Sur un autre registre, l’étude a mis la lumière sur la valeur incitative des dépenses fiscales en immobilier, en agriculture et pour l’enseignement privé. Conclusion «la dimension fiscale est vue comme un obstacle à l’environnement des affaires uniquement via les problèmes de bureaucratie au niveau de l’administration fiscale. Aujourd’hui, l’administration fiscale est vue comme une contrainte pour près de 14% des entreprises marocaines en 2019 contre seulement 3% en 2013. Quant à la taxation, les niveaux de défiance (15%) des entreprises marocaines ne sont pas significativement supérieurs à la moyenne mondiale (13%)».
En fait, l’obstacle fiscal à l’entreprenariat peut disparaitre avec une amélioration de la relation Administration fiscale/Entreprises plutôt qu’avec des mécanismes d’exonérations fiscales. Sur ce point, l’étude montre que les exonérations fiscales n’ont pas d’impact significatif dans les décisions des entreprises d’investir ou de recruter. «La comparaison des chiffres des secteurs exonérés au secteur industriel à la fois moins exonéré et plus contraignant fait état d’un constat patent : l’arsenal incitatif colossal n’a pas donné lieu à une vague d’investissement ou de recrutement significativement supérieure en comparant les secteurs incités et ceux qui le sont moins», affirme l’étude.
Absence de corrélation entre les exonérations fiscales et les bonnes performances des secteurs étudiés
Su ce sujte, l’étude donne l’exemple de la valeur ajoutée immobilière qui enregistré une croissance de 5,5% entre 2013 et 2019 en dépit d’une baisse des exonérations de l’ordre de 40% entre les deux périodes.
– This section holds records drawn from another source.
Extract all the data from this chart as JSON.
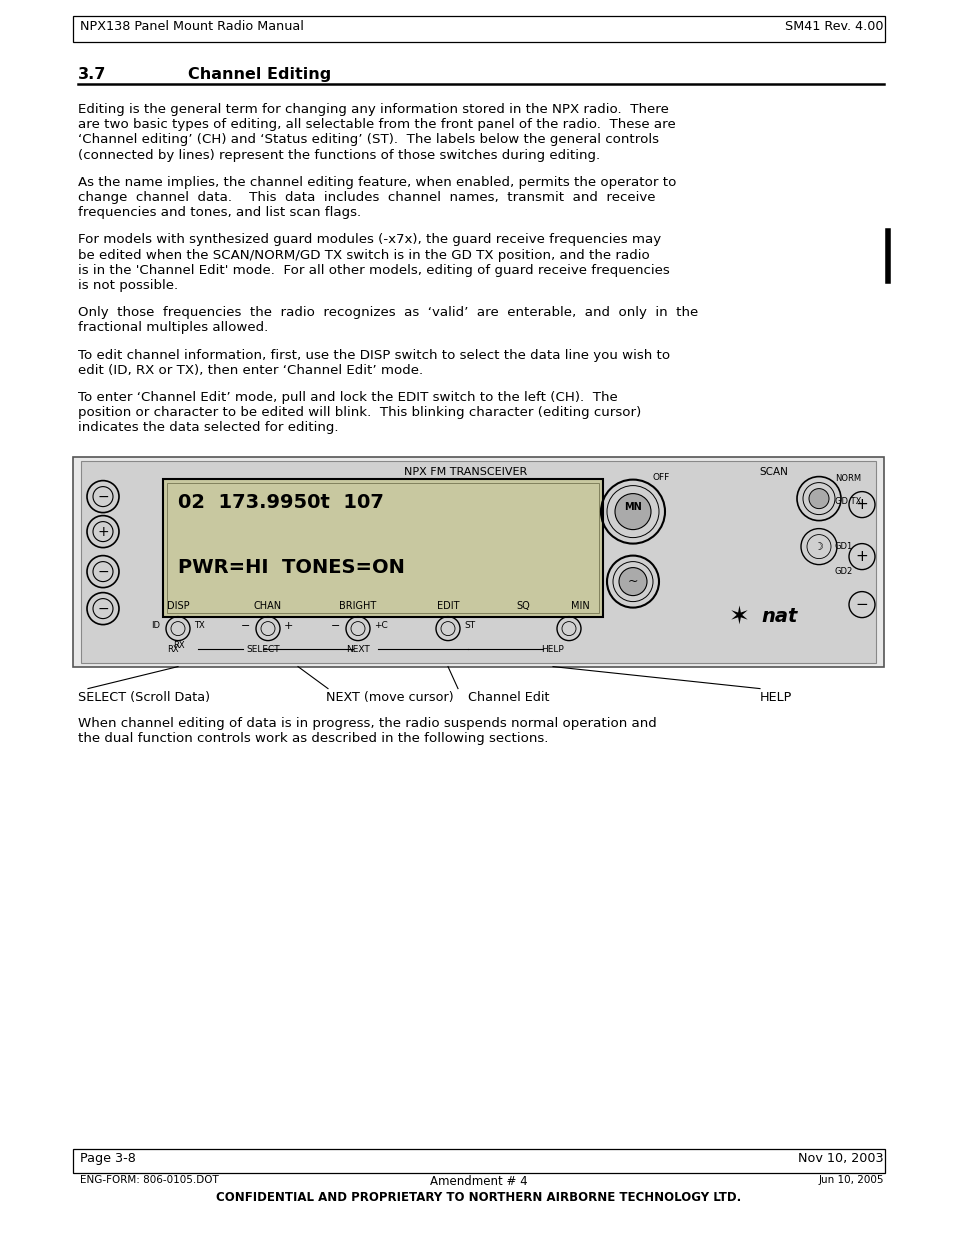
{
  "header_left": "NPX138 Panel Mount Radio Manual",
  "header_right": "SM41 Rev. 4.00",
  "section_number": "3.7",
  "section_title": "Channel Editing",
  "para1": "Editing is the general term for changing any information stored in the NPX radio.  There\nare two basic types of editing, all selectable from the front panel of the radio.  These are\n‘Channel editing’ (CH) and ‘Status editing’ (ST).  The labels below the general controls\n(connected by lines) represent the functions of those switches during editing.",
  "para2": "As the name implies, the channel editing feature, when enabled, permits the operator to\nchange  channel  data.    This  data  includes  channel  names,  transmit  and  receive\nfrequencies and tones, and list scan flags.",
  "para3": "For models with synthesized guard modules (-x7x), the guard receive frequencies may\nbe edited when the SCAN/NORM/GD TX switch is in the GD TX position, and the radio\nis in the 'Channel Edit' mode.  For all other models, editing of guard receive frequencies\nis not possible.",
  "para4": "Only  those  frequencies  the  radio  recognizes  as  ‘valid’  are  enterable,  and  only  in  the\nfractional multiples allowed.",
  "para5": "To edit channel information, first, use the DISP switch to select the data line you wish to\nedit (ID, RX or TX), then enter ‘Channel Edit’ mode.",
  "para6": "To enter ‘Channel Edit’ mode, pull and lock the EDIT switch to the left (CH).  The\nposition or character to be edited will blink.  This blinking character (editing cursor)\nindicates the data selected for editing.",
  "lcd_line1": "02  173.9950t  107",
  "lcd_line2": "PWR=HI  TONES=ON",
  "caption_select": "SELECT (Scroll Data)",
  "caption_next": "NEXT (move cursor)",
  "caption_ch_edit": "Channel Edit",
  "caption_help": "HELP",
  "para_after_image_1": "When channel editing of data is in progress, the radio suspends normal operation and",
  "para_after_image_2": "the dual function controls work as described in the following sections.",
  "footer_page": "Page 3-8",
  "footer_date": "Nov 10, 2003",
  "footer2_left": "ENG-FORM: 806-0105.DOT",
  "footer2_center": "Amendment # 4",
  "footer2_right": "Jun 10, 2005",
  "footer3": "CONFIDENTIAL AND PROPRIETARY TO NORTHERN AIRBORNE TECHNOLOGY LTD.",
  "bg_color": "#ffffff"
}
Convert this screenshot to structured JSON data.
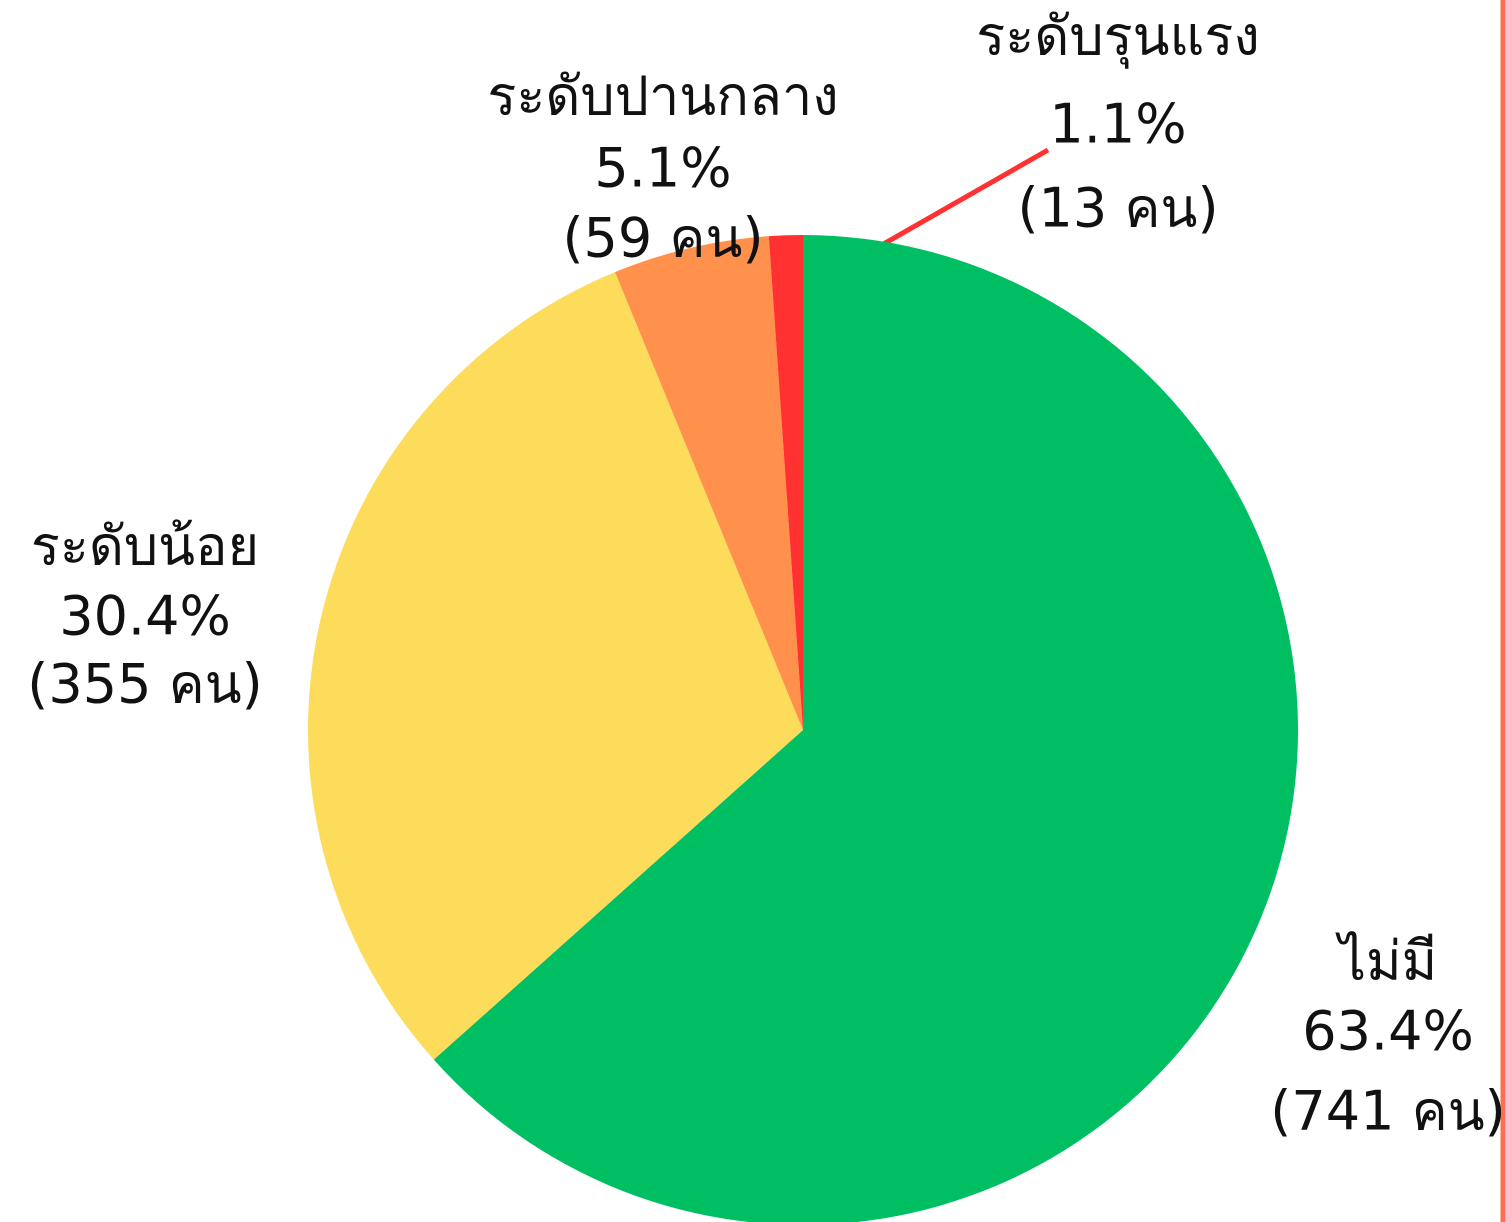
{
  "chart_data": {
    "type": "pie",
    "categories": [
      "ไม่มี",
      "ระดับน้อย",
      "ระดับปานกลาง",
      "ระดับรุนแรง"
    ],
    "values": [
      63.4,
      30.4,
      5.1,
      1.1
    ],
    "value_labels": [
      "63.4%",
      "30.4%",
      "5.1%",
      "1.1%"
    ],
    "count_labels": [
      "(741 คน)",
      "(355 คน)",
      "(59 คน)",
      "(13 คน)"
    ],
    "colors": [
      "#00bf63",
      "#fddc5c",
      "#ff914d",
      "#ff3131"
    ]
  }
}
Au niveau de l’agriculture, les exonérations fiscales ont accompagné un processus de création de la richesse qui n’a eu qu’un faible impact sur la productivité et les conditions du travail dans le secteur. «Les exonérations fiscales pour ce secteur n’ont servi, en réalité, que pour diminuer la pression fiscale sur les profits des grands agriculteurs faisant de ce secteur une véritable niche fiscale», constate l’étude.
Effets distorsifs
Selon cette dernière, les exonérations fiscales étudiées ont été à l’origine d’impacts distorsifs sur plusieurs plans. Il s’agit du déplacement d’investissement entre l’industrie et l’immobilier. Si ce phénomène rets économiquement rationnel, cela n’empêche qu’il crée un abandon d’un secteur productif créant des emplois «stables et dignes pour des secteurs de rente et de mauvaise qualité de l’emploi». Selon les estimations de l’étude d’Oxfam, ce phénomène du mouvement d’investissement fait perdre à l l’économie marocaine annuellement de près de 1,7% de la valeur ajoutée industrielle soit près de 2,1 milliards de dirhams.
L’autre effet distorsif concerne l’orientation de l’offre de logement social des segments répondant aux besoins des citoyens vers les segments les plus rentables pour les opérateurs. «Les exonérations fiscales pour ce secteur orientent l’offre vers le logement à 250.000 DH TTC (10% des besoins exprimés) connu pour sa marge bénéficiaire 3 fois supérieure à celle du LFVI qui totalise 61% des besoins exprimés. Le logement à 250.000DH a bénéficié de 27 MMDH d’exonérations fiscales contre 1,6 MMDH pour le LFVI».
Le troisième effet distorsif rappelé par l’étude est celui du gaspillage de l’argent public et contribution à l’accentuation des inégalités. Selon le rapport d’Oxfam, le manque de la dimension régionale dans la conception des exonérations fiscales conduit à la concentration de l’offre en logement subventionné sur certaines régions alors que d’autres affichent un déficit en termes de logement social. Pour rappel, la Cour des comptes a estimé ce gaspillage de 5,79 Milliards de dirhams en termes de dépenses fiscales correspondant à une surproduction non nécessaire de 68.676 unités de logements sociaux.